Will you implement new strategies to grow LaLiga’s international revenue?
Yes, definitely. In fact, this is something we are already doing, as over the last two years we have been creating several products and services ready to offer to the market.
Two of the most obvious proofs of this are the launch of LaLiga Tech – technological products and solutions for the sports industry – and LaLiga Grassroots – a brand with which we want to grow soccer around the world through projects and initiatives with soccer education as the protagonist.
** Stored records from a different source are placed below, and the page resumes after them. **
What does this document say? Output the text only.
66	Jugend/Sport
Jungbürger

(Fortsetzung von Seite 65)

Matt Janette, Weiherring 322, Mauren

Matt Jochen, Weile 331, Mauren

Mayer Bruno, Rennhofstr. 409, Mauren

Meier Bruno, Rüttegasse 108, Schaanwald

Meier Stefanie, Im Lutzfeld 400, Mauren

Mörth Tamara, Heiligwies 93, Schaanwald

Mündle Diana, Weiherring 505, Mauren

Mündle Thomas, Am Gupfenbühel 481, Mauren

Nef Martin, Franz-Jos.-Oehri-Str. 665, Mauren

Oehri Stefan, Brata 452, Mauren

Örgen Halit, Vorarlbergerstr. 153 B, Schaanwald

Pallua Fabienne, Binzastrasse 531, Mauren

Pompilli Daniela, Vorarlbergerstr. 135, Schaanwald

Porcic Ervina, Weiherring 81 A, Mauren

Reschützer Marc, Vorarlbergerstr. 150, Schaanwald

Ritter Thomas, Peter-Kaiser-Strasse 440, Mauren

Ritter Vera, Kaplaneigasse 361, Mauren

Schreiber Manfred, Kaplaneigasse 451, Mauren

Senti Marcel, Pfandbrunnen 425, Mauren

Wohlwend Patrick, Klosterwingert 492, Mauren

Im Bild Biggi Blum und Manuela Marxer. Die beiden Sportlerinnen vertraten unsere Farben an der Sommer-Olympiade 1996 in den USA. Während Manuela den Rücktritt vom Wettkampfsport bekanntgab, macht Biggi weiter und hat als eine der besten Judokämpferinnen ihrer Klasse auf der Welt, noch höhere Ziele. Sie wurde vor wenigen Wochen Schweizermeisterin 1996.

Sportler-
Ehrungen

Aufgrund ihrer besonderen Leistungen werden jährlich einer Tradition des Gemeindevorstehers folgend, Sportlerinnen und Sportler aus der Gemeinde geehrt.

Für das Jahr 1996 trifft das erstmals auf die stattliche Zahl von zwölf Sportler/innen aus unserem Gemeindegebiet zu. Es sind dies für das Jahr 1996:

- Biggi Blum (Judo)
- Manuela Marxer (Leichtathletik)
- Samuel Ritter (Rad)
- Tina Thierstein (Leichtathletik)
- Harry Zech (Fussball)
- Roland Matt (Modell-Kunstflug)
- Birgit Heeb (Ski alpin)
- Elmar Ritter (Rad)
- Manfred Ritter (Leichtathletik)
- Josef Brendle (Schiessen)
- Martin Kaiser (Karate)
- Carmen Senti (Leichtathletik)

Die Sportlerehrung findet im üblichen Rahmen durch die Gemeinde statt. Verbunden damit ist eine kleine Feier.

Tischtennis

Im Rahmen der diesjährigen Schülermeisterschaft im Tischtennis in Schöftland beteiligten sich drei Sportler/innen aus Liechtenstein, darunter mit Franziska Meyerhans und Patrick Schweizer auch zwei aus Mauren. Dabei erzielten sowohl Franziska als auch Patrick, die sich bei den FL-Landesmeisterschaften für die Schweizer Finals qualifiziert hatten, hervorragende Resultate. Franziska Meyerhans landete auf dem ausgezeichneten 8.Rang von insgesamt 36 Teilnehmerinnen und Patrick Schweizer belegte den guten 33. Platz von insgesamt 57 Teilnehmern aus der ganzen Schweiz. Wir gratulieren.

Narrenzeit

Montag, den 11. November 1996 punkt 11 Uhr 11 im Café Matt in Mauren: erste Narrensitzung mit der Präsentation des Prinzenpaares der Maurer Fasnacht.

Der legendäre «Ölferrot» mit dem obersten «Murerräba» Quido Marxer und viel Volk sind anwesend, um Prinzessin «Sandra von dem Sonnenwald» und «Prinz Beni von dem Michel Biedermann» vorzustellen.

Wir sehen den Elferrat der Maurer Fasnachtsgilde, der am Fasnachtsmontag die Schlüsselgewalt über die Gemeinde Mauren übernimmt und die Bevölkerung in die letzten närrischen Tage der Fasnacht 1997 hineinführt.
In addition to these two launches, and apart from sponsorships and licenses (where the first opening of our Sports bar LaLiga TwentyNine’s stands out) we also offer consulting services for leagues, federations, and clubs around the world that want to take advantage of all the expertise and know-how that LaLiga and its clubs have access to.
In this sense, it is worth mentioning the comprehensive advice we provided to Club Petro Luanda in Angola along with Villarreal or the advice on Financial Fair Play to the Dimayor league in Colombia.
Regardless of the revenue they may give us, we understand that these types of projects are the best way to grow in each of the markets where we are present. All of this, as always, is to contribute to the growth of the industry. If soccer grows, so will we, and that is good for everyone in the long term.